В соседней комнате выставлены медали. «Знаки почести», – именует их табличка. Гайдн называл их иначе: «игрушки для стариков». Ему хорошо платили, но, подобно многим творческим гениям, он не придавал деньгам большого значения. «Когда я сижу за своим фортепьяно, источенным червями, нет ни одного короля на свете, чьему богатству я бы позавидовал», – писал он.
За стеклом я замечаю набросок одного из более романтичных и радикальных произведений Гайдна: «Представление хаоса». (Название парадоксальное, если учесть любовь композитора к порядку.) Музыковеды подозревают в этом сочинении влияние Бетховена. Как и в случае с Верроккьо и Леонардо, отношения Гайдна и Бетховена, ментора и помощника, были стимулом для обоих. Ученик как учитель, учитель как ученик.

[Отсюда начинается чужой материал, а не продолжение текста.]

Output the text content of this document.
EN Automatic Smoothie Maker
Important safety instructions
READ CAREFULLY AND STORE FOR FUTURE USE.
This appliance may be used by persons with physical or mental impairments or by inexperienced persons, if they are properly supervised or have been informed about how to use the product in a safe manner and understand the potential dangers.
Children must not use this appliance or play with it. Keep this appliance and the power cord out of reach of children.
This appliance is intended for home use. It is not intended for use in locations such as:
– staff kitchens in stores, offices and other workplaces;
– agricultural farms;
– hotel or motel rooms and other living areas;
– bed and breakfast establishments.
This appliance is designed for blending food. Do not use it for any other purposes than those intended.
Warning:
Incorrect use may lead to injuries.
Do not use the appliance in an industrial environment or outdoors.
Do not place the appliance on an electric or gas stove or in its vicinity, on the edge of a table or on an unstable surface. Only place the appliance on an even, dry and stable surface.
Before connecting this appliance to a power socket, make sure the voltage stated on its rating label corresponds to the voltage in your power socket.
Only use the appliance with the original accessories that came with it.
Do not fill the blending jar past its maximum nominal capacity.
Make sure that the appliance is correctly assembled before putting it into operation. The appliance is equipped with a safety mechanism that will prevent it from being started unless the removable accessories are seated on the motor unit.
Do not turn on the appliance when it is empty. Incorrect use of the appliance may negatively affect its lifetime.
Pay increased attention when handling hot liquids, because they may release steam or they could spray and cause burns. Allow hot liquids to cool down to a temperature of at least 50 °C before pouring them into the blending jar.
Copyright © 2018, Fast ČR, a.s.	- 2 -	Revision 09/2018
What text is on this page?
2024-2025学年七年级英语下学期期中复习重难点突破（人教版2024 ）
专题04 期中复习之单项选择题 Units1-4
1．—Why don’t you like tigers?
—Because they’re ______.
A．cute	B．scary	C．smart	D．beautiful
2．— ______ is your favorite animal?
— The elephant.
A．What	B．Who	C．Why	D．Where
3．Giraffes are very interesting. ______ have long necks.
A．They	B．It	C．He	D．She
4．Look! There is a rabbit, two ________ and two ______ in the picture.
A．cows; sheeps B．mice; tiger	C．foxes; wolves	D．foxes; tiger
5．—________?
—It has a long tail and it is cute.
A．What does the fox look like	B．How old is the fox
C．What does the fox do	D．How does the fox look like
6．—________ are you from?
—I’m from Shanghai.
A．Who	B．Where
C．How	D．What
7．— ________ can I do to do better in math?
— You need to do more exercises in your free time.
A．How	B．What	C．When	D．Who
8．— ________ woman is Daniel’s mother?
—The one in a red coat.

Эти отношения были непростыми. Гайдн и Бетховен познакомились в Бонне. Гайдн шел по городу, и Бетховен – двадцатилетний, но уже избавившийся от ложной скромности – не упустил случая показать написанную кантату. Гайдн был впечатлен и сказал молодому композитору, что такое произведение нельзя выбрасывать. Двумя годами позже, в июле 1792 г., благодетель Бетховена граф Вальдштейн отправил его в Вену учиться у Гайдна. На прощание граф написал записку, которая лаконично и четко передает музыкальный шаманизм, характерный для Вены того времени: «Упорным трудом Вы примете дух Моцарта из рук Гайдна».
На деле все получилось не столь гладко. Уж очень разными были эти люди. Гайдн, аккуратно и безукоризненно одетый, – и неряшливый, неухоженный Бетховен. Кроме того, Бетховен был нетерпелив: хотел, чтобы его побыстрее научили контрапункту (одному из музыкальных приемов), но вскоре выяснил, что папаша Гайдн отнюдь не торопится. Вообще для Бетховена педагогический стиль Гайдна был слишком методичным и слишком формальным. Гайдн, со своей стороны, находил молодого композитора своевольным и заносчивым. Подтрунивая, называл его «великим моголом».
Уроки продолжались, и Бетховен все больше раздражался. Но нельзя же было просто взять и уйти – такое расставание означало бы конец карьере. Поэтому Бетховен начал параллельно заниматься с другим мастером. Занятий у Гайдна он не бросил, но де-факто его настоящим учителем стал менее известный композитор по имени Иоганн Шенк. Эти уроки держались в тайне. Бетховен выполнял упражнения, заданные Гайдном, Шенк исправлял ошибки, после чего Бетховен переписывал все начисто, чтобы Гайдн не заподозрил неладного.